The Philosophy of Suicide

Ilexa Yardley
The Circular Theory
2 min readMar 10, 2018

Boredom is the real killer.

Boredom is the real killer. (PHoto by Sebastian Leon Prado)

It doesn’t take a genius to know a circle is conserved no matter what we do. Explaining homicide and suicide. Because boredom is the only killer, really.

Sisyphus rolls a bolder uphill. Getting nowhere. Pointing out, as Zeno did, all of us get ‘no where’ no matter what we ‘get’, or where, we ‘go.’ Proving there is no such thing (at all) as myth (anything fantastical is real in one way or another).

Especially now. With data science and technology and anti-social media.
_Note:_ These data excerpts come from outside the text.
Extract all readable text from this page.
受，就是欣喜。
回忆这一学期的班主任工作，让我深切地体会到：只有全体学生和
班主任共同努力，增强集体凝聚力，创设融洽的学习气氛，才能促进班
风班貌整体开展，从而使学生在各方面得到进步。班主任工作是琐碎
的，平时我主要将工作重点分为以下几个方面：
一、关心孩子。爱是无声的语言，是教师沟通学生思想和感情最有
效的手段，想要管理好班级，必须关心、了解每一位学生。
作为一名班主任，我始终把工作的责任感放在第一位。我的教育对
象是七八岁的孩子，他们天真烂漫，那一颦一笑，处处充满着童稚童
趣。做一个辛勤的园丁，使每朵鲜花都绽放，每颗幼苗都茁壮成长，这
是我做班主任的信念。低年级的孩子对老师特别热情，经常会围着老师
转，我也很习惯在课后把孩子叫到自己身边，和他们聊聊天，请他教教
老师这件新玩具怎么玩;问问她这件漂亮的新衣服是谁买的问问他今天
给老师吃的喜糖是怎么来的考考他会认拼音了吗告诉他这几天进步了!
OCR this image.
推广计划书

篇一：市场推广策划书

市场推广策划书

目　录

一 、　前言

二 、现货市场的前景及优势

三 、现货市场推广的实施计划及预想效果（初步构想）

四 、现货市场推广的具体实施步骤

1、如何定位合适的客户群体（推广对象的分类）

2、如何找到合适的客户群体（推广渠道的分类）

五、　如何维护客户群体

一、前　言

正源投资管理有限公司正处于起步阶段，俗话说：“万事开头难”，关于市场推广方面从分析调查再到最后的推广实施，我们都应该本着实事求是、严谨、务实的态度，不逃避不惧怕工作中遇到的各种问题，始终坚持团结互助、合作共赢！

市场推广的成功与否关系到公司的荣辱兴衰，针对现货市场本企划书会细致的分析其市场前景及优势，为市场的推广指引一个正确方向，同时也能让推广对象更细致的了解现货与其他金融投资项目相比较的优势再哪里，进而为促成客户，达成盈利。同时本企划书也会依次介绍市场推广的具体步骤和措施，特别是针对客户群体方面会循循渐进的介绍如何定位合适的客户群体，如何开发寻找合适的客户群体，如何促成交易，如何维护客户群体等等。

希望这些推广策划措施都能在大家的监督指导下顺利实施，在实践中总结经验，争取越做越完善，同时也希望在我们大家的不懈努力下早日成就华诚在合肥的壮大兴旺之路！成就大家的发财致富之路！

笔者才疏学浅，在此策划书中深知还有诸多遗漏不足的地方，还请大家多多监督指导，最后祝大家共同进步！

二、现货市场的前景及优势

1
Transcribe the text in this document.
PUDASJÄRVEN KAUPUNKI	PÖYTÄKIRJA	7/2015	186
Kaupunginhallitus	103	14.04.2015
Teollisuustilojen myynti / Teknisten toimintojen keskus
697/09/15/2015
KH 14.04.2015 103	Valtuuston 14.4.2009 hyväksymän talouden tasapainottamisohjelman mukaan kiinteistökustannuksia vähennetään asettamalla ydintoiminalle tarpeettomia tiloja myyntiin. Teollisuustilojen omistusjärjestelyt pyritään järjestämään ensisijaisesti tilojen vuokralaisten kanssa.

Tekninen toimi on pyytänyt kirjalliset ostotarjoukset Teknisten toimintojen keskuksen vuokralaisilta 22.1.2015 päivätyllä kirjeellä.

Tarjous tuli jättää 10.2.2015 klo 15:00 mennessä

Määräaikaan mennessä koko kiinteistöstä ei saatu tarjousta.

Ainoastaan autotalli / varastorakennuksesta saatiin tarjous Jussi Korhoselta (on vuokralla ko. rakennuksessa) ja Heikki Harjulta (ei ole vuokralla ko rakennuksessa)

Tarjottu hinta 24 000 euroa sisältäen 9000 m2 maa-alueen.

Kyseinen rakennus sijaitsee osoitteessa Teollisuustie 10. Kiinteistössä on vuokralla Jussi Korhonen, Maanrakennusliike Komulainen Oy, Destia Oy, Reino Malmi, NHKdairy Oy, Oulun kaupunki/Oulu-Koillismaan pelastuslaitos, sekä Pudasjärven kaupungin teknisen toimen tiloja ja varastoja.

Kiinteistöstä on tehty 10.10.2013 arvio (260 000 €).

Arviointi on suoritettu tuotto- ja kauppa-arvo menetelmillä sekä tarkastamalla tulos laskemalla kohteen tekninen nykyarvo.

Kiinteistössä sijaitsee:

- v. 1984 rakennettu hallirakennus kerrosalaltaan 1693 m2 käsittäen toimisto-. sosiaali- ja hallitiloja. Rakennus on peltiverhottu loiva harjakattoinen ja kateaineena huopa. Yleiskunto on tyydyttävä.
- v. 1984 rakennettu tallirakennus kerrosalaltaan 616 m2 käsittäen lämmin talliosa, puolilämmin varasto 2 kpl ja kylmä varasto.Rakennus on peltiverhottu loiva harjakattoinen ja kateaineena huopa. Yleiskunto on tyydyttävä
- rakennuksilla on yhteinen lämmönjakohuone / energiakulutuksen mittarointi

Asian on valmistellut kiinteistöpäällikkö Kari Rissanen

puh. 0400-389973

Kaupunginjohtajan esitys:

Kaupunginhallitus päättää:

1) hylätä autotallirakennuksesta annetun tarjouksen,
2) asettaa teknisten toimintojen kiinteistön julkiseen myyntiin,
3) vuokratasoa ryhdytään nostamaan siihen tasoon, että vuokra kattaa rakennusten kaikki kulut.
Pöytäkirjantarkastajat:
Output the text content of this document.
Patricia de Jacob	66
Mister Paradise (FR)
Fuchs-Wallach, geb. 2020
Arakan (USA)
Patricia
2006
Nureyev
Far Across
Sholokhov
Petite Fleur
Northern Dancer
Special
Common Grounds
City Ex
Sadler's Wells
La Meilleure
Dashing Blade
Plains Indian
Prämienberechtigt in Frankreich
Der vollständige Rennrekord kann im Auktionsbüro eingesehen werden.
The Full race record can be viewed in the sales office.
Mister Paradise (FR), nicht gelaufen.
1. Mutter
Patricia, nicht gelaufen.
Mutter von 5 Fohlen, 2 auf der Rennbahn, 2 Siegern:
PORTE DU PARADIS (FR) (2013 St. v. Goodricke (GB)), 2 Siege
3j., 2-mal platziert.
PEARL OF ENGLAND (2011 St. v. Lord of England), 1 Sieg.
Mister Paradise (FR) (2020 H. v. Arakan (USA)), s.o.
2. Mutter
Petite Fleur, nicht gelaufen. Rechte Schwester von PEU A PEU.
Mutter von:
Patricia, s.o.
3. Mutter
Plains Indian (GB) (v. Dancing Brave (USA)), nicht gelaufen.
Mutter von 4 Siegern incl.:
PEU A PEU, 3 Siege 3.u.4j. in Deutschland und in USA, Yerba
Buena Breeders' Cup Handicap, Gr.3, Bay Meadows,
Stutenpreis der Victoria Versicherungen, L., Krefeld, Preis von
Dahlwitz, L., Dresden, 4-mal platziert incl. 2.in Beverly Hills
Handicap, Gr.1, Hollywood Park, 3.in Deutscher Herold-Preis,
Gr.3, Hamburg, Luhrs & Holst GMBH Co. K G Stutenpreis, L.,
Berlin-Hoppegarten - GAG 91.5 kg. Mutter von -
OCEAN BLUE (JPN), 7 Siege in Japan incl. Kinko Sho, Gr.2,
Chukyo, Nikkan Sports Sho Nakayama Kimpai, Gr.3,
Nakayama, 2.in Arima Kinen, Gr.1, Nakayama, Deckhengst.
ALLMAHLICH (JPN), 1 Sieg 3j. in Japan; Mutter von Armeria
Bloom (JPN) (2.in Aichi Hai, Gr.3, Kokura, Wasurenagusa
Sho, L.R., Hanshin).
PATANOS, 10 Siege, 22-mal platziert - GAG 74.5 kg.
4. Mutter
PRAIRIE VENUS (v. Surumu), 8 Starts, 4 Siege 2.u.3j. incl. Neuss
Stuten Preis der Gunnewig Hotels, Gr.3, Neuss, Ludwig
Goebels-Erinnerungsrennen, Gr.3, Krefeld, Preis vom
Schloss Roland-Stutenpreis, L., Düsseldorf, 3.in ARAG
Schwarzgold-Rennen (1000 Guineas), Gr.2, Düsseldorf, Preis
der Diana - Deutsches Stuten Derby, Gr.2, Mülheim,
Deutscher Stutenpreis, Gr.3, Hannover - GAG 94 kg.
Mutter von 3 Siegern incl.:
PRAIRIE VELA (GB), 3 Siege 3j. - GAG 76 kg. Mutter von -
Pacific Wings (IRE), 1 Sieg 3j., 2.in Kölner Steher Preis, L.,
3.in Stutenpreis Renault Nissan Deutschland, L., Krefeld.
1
Boredom is the real killer. Forcing suicide as an ‘only’ option on many, most, half. After all, that’s what relativity is all about. Constant circulation, recirculation. So, why bother, after all is said, and done?

We can assign the word ‘suicide’ to any activity. Or, not. It’s totally up to us.

Meaning ‘me’ is the only real person in nature (we’re all the same person, in a different skin, perhaps, making different choices, perhaps, but, still, the same person). Cooperating, and, then, battling with, nature.

This brings out anger. Against nature. Against God. Against each other. Because we cannot do anything at all about an underlying circle. And, in one way or another, we all know, we are forced to negotiate, and, then, evaluate, the underlying nature of nature.

So half-of-us go there, and the other half-not-so-much (never go there). Half of us wait for nature to take ‘us,’ and the other half, figure, why wait around for nature. We’re all of us ‘half-dead’ in order to ‘live.’ Proving:

Conservation of the circle is the core dynamic in nature.